Soyez assuré que, pour cette fois, je vous parle sans humeur. Je me suis promis de n’en plus prendre ; j’ai trop bien reconnu qu’elle pouvait devenir un piège dangereux. Mais croyez-moi, ne soyons qu’amis, & restons-en là. Sachez-moi gré seulement de mon courage à me défendre : oui, de mon courage ; car il en faut quelquefois, même pour ne pas prendre un parti qu’on sait mauvais.
Ce n’est donc plus que pour vous ramener à mon avis par persuasion, que je vais répondre à la demande que vous me faites sur les sacrifices que j’exigerais & que vous ne pourriez pas faire. Je me sers à dessein de ce mot exiger, parce que je suis bien sûr que, dans un moment, vous m’allez, en effet, trouver trop exigeante : mais, tant mieux.
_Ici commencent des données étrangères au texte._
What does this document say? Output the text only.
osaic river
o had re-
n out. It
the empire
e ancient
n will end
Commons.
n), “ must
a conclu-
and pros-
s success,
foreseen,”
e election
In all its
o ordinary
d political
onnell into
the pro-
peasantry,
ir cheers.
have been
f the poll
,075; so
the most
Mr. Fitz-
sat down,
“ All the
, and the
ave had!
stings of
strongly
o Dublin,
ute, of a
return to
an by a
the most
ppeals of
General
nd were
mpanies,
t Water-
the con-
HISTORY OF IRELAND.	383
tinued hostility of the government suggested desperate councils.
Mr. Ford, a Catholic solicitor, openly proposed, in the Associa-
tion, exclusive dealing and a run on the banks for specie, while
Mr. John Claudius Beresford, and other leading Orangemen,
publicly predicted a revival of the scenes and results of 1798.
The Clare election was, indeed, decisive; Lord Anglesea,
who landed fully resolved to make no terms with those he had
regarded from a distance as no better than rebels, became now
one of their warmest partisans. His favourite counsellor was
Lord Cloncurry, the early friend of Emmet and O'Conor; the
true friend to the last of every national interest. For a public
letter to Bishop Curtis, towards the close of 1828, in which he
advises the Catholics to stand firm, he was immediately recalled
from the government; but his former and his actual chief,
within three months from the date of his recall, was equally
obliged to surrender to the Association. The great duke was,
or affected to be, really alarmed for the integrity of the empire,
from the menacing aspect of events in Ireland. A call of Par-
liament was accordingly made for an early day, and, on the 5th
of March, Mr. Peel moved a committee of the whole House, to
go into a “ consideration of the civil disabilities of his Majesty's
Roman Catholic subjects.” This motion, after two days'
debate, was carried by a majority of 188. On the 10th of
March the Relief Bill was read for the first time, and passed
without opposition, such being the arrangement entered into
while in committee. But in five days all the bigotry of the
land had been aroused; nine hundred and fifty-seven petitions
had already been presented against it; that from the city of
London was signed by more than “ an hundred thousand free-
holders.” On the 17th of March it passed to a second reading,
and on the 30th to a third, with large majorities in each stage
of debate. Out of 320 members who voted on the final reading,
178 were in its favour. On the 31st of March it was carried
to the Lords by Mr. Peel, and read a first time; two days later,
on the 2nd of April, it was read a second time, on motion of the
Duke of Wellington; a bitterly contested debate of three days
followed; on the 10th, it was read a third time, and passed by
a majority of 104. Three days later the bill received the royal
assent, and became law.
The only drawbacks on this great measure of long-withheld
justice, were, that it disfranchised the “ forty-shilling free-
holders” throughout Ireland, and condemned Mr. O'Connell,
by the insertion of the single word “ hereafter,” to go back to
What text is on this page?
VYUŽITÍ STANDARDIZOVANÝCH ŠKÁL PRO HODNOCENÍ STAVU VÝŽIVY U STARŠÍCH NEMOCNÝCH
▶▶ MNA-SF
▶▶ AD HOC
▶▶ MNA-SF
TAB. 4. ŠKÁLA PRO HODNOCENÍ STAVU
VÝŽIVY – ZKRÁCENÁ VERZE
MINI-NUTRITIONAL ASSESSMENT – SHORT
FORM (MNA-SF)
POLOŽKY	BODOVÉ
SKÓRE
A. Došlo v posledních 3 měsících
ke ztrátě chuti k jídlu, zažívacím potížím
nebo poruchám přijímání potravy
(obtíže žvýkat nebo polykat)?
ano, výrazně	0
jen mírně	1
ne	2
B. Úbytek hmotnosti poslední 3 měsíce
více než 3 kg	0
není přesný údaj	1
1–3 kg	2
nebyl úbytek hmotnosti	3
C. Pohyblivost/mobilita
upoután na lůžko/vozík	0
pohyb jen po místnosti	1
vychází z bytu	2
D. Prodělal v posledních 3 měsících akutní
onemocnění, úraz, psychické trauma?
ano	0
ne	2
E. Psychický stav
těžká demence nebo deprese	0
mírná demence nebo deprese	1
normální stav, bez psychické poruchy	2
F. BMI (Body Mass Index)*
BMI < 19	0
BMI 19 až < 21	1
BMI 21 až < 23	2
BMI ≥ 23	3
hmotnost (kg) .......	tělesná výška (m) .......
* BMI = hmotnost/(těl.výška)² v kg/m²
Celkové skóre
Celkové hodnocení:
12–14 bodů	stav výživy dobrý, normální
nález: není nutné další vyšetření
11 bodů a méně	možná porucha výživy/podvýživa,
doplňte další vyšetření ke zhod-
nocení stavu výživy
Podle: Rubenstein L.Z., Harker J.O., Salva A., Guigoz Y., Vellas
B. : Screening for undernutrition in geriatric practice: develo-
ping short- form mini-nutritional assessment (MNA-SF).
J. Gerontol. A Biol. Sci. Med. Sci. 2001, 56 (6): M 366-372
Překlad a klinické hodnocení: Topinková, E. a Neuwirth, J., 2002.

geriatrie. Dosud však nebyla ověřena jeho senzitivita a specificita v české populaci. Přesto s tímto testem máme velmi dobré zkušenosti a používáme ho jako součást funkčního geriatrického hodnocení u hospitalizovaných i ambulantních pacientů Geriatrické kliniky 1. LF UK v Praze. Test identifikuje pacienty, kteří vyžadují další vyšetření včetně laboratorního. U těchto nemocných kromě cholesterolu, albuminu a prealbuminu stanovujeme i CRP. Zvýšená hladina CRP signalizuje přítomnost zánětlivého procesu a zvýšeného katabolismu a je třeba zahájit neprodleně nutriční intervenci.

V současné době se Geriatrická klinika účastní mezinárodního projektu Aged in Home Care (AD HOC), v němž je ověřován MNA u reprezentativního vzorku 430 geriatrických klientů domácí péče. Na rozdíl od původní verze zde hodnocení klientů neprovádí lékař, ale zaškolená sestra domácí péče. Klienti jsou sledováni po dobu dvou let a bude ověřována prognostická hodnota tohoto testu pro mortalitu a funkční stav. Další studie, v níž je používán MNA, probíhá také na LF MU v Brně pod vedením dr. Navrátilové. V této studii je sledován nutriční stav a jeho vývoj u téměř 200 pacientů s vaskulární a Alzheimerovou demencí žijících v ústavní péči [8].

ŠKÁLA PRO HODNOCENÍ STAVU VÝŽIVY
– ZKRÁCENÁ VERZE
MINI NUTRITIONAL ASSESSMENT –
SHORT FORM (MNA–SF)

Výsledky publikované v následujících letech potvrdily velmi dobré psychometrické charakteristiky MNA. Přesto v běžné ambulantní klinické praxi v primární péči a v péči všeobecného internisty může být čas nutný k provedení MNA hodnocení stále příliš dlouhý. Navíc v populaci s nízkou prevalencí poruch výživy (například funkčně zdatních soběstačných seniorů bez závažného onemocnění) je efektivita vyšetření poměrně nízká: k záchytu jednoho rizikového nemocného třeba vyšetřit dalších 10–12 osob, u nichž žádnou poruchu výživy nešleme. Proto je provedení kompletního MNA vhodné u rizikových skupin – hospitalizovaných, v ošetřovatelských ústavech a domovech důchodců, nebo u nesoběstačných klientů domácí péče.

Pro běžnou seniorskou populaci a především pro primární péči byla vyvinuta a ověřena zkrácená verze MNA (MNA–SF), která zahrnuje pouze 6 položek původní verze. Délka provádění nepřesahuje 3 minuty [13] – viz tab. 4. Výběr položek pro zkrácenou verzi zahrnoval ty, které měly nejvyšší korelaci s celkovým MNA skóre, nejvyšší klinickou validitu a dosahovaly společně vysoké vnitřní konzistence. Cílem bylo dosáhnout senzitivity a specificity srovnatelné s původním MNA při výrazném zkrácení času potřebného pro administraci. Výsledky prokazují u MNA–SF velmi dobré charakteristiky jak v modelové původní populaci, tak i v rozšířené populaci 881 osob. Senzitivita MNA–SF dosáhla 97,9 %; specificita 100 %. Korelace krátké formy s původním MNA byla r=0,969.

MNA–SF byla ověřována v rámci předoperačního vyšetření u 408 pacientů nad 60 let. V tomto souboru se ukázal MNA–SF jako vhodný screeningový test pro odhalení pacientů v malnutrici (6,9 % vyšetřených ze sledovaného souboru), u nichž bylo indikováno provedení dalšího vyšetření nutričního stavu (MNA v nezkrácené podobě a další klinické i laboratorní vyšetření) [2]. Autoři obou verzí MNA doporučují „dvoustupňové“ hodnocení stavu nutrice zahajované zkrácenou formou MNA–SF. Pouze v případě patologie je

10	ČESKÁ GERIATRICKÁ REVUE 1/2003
Loin de me fâcher de vos refus, je vous en remercierai. Tenez, ce n’est pas avec vous que je veux dissimuler, j’en ai peut-être besoin.
J’exigerais donc, voyez la cruauté ! que cette rare, cette étonnante madame de Tourvel ne fût plus pour vous qu’une femme ordinaire, une femme telle qu’elle est seulement : car il ne faut pas s’y tromper ; ce charme qu’on croit trouver dans les autres, c’est en nous qu’il existe ; & c’est l’amour seul qui embellit tant l’objet aimé. Ce que je vous demande là, tout impossible que cela soit, vous feriez peut-être bien l’effort de me le promettre, de me le jurer même ; mais, je l’avoue, je n’en croirais pas de vains discours. Je ne pourrais être persuadée que par l’ensemble de votre conduite.
Ce n’est pas tout encore, je serais capricieuse. Ce sacrifice de la petite Cécile, que vous m’offrez de si bonne grâce, je ne m’en soucierais pas du tout. Je vous demanderais, au contraire, de continuer ce pénible service, jusqu’à nouvel ordre de ma part ; soit que j’aimasse à abuser ainsi de mon empire, soit que, plus indulgente ou plus juste, il me suffît de disposer de vos sentiments, sans vouloir contrarier vos plaisirs. Quoi qu’il en soit, je voudrais être obéie ; & mes ordres seraient bien rigoureux !
Il est vrai qu’alors je me croirais obligée de vous remercier ; que sait-on ? peut-être même de vous récompenser. Sûrement, par exemple, j’abrégerais une absence qui me deviendrait insupportable. Je vous reverrais enfin, vicomte, & je vous reverrais… comment ?… Mais vous vous souvenez que ceci n’est plus qu’une conversation, un simple récit d’un projet impossible, & je ne veux pas l’oublier toute seule…
Savez-vous que mon procès m’inquiète un peu ? J’ai voulu connaître enfin au juste quels étaient mes moyens ; mes avocats me citent bien quelques lois, & surtout beaucoup d’autorités, comme ils les appellent : mais je n’y vois pas autant de raison & de justice. J’en suis presque à regretter d’avoir refusé l’accommodement. Cependant je me rassure, en songeant que le procureur est adroit, l’avocat éloquent & la plaideuse jolie. Si ces trois moyens devaient ne plus valoir, il faudrait changer tout le train des affaires ; & que deviendrait le respect pour les anciens usages ?
Ce procès est actuellement la seule chose qui me retienne ici. Celui de Belleroche est fini : hors de cour, dépens compensés. Il en est à regretter le bal de ce soir ; c’est bien le regret d’un désœuvré ! Je lui rendrai sa liberté entière à mon retour à la ville. Je lui fais ce douloureux sacrifice, & je m’en console par la générosité qu’il y trouve.
Adieu, vicomte, écrivez-moi souvent : le détail de vos plaisirs me dédommagera au moins en partie des ennuis que j’éprouve.